Dive Brief:
- A survey of McDonald’s franchisees conducted by Kalinowski Equity Research shows that a number of franchisees are unhappy with the company’s response to the novel coronavirus outbreak.
- McDonald's same-store sales were down an estimated 25% to 30% in the first week of April, 20% to 25% in the second week of the month, and have improved since then, according to the Kalinowski report.
- “Deferrals only kick the can down the road. When the balloon comes due 25%-35% of Operators will go bankrupt," one franchisee wrote in the survey.
Dive Insight:
Franchisee responses in this survey offer insight into the tensions between corporate and operators, and the picture isn't pretty. For example, one writes that “Other companies are doing FAR MORE for their franchisees than McDonald’s. We get useless rent deferrals; others get rent ABATEMENTS.”
The Wall Street Journal reported earlier this month that the National Owners Association claimed "membership and most owners are increasingly losing faith in the partnership and company leadership." The NOA represents about 75% of McDonald’s more than 1,600 franchisees, according to Reuters.
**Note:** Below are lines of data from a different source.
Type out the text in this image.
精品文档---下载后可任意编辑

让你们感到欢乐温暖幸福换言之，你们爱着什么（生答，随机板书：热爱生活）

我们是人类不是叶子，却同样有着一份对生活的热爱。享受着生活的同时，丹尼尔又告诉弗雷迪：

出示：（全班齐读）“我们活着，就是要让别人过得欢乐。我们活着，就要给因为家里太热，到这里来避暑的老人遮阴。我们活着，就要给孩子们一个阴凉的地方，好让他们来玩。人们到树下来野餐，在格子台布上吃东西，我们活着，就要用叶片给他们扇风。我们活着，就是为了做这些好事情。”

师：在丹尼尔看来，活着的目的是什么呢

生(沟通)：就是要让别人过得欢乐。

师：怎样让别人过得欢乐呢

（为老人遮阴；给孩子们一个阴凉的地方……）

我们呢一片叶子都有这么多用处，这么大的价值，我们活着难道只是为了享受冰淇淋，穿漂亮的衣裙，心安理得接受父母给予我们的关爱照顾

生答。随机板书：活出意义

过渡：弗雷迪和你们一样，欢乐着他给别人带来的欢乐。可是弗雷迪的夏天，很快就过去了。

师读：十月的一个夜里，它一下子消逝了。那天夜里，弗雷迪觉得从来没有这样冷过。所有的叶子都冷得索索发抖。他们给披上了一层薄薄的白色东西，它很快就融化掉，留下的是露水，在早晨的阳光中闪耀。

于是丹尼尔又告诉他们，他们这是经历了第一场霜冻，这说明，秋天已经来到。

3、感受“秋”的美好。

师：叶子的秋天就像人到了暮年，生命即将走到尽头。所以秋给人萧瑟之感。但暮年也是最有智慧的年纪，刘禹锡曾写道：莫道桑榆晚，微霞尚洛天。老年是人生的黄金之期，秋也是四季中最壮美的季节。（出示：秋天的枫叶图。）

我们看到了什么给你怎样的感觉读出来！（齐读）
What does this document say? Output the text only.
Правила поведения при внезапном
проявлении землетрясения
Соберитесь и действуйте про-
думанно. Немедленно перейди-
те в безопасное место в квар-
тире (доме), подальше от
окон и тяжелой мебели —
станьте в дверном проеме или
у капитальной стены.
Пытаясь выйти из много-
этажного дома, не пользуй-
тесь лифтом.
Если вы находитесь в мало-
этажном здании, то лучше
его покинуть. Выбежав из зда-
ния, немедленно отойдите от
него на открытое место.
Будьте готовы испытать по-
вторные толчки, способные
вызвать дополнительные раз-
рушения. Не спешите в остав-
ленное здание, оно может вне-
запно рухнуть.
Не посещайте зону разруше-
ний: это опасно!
At issue specifically for the NOA is McDonald’s decision to decline a two-week extension for franchisees’ April payments and requiring deferral payments as opposed to abatement on rent. McDonald’s owns most of its restaurants, while operators pay the company rent. That can complicate things, especially when company sales are down double digits because of the crisis. A sizable slice of McDonald's revenue stems from rent, according to Barron's.
Times are hard for restaurants big and small, and tensions like this can easily arise in such a challenging environment. But perhaps most troubling for McDonald’s is the public nature of these grievances, including back-and-forth between NOA president Blake Casper and McDonald's U.S. president Joe Erlinger. As Business Insider reported, Erlinger responded to Casper in an April 9 letter by stating: “Your letter suggests that owner/operators in our US business are losing faith in management, but this faith seems predicated on unlimited financial support. If that's how the NOA seeks to define its relationship with McDonald's, then in reality, we don't have a relationship."
McDonald’s will report its earnings on Thursday, which may provide more insight on the state of the business and its relationship with franchisees. It’s worth noting, however, that the coronavirus isn’t the impetus behind franchisor/franchisee tensions at the company. The NOA was formed in late 2018 in response to costly remodeling fees and other issues. McDonald's extended its renovations deadline in response to the association’s demands. The NOA has also pressured corporate on menu changes, like adding a chicken sandwich to compete with Popeye’s and Chick-fil-A, which McDonald’s has been testing. In other words, the association has corporate’s ear.
Further, McDonald’s has a strong balance sheet, which should insulate the company more than most during this crisis. If the company needs to iron out any tensions, a strong recovery in a challenged environment can only help.